The Doctor thoroughly possessed his heart, but perhaps he exaggerated his influence over his mind. Certainly Jean-Marie adopted some of his master's opinions, but I have yet to learn that he ever surrendered one of his own. Convictions existed in him by divine right; they were virgin, unwrought, the brute metal of decision. He could add others indeed, but he could not put away; neither did he care if they were perfectly agreed among themselves; and his spiritual pleasures had nothing to do with turning them over or justifying them in words. Words were with him a mere accomplishment, like dancing. When he was by himself, his pleasures were almost vegetable. He would slip into the woods towards Acheres, and sit in the mouth of a cave among grey birches. His soul stared straight out of his eyes; he did not move or think; sunlight, thin shadows moving in the wind, the edge of firs against the sky, occupied and bound his faculties. He was pure unity, a spirit wholly abstracted. A single mood filled him, to which all the objects of sense contributed, as the colours of the spectrum merge and disappear in white light.

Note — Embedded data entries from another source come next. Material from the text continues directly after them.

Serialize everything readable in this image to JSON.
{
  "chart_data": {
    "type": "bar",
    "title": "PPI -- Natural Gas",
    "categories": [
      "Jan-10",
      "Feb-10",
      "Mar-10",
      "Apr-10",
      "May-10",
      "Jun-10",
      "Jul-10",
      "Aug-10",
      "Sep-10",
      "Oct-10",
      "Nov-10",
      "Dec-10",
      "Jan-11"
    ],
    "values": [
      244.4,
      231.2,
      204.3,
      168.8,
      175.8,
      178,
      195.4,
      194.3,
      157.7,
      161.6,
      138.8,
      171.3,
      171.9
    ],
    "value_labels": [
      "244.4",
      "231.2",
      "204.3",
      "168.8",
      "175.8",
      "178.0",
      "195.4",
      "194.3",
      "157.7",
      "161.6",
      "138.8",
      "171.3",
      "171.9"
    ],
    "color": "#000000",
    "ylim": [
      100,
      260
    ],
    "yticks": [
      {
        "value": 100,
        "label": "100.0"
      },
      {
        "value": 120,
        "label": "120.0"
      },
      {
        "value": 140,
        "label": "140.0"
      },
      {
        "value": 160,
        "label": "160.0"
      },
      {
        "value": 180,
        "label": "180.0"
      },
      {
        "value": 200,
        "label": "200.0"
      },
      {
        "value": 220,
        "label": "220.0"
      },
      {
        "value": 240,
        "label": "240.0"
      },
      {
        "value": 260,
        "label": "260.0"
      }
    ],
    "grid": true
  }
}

So while the Doctor made himself drunk with words, the adopted stable-boy bemused himself with silence.

CHAPTER V. TREASURE TROVE.

THE Doctor's carriage was a two-wheeled gig with a hood; a kind of vehicle in much favour among country doctors. On how many roads has one not seen it, a great way off between the poplars! - in how many village streets, tied to a gate-post! This sort of chariot is affected - particularly at the trot - by a kind of pitching movement to and fro across the axle, which well entitles it to the style of a Noddy. The hood describes a considerable arc against the landscape, with a solemnly absurd effect on the contemplative pedestrian. To ride in such a carriage cannot be numbered among the things that appertain to glory; but I have no doubt it may be useful in liver complaint. Thence, perhaps, its wide popularity among physicians.

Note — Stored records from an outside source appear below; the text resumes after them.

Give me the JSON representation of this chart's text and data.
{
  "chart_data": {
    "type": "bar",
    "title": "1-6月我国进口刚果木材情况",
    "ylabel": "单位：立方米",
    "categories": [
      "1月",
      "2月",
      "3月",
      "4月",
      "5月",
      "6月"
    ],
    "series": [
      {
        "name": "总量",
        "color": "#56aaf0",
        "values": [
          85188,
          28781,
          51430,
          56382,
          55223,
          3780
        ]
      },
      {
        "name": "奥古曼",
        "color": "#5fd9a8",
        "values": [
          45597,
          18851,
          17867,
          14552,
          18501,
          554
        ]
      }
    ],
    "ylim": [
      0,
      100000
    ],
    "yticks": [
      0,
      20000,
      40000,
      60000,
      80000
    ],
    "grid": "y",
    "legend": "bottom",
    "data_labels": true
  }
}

One morning early, Jean-Marie led forth the Doctor's noddy, opened the gate, and mounted to the driving-seat. The Doctor followed, arrayed from top to toe in spotless linen, armed with an immense flesh-coloured umbrella, and girt with a botanical case on a baldric; and the equipage drove off smartly in a breeze of its own provocation. They were bound for Franchard, to collect plants, with an eye to the 'Comparative Pharmacopoeia.'

A little rattling on the open roads, and they came to the borders of the forest and struck into an unfrequented track; the noddy yawed softly over the sand, with an accompaniment of snapping twigs. There was a great, green, softly murmuring cloud of congregated foliage overhead. In the arcades of the forest the air retained the freshness of the night. The athletic bearing of the trees, each carrying its leafy mountain, pleased the mind like so many statues; and the lines of the trunk led the eye admiringly upward to where the extreme leaves sparkled in a patch of azure. Squirrels leaped in mid air. It was a proper spot for a devotee of the goddess Hygieia.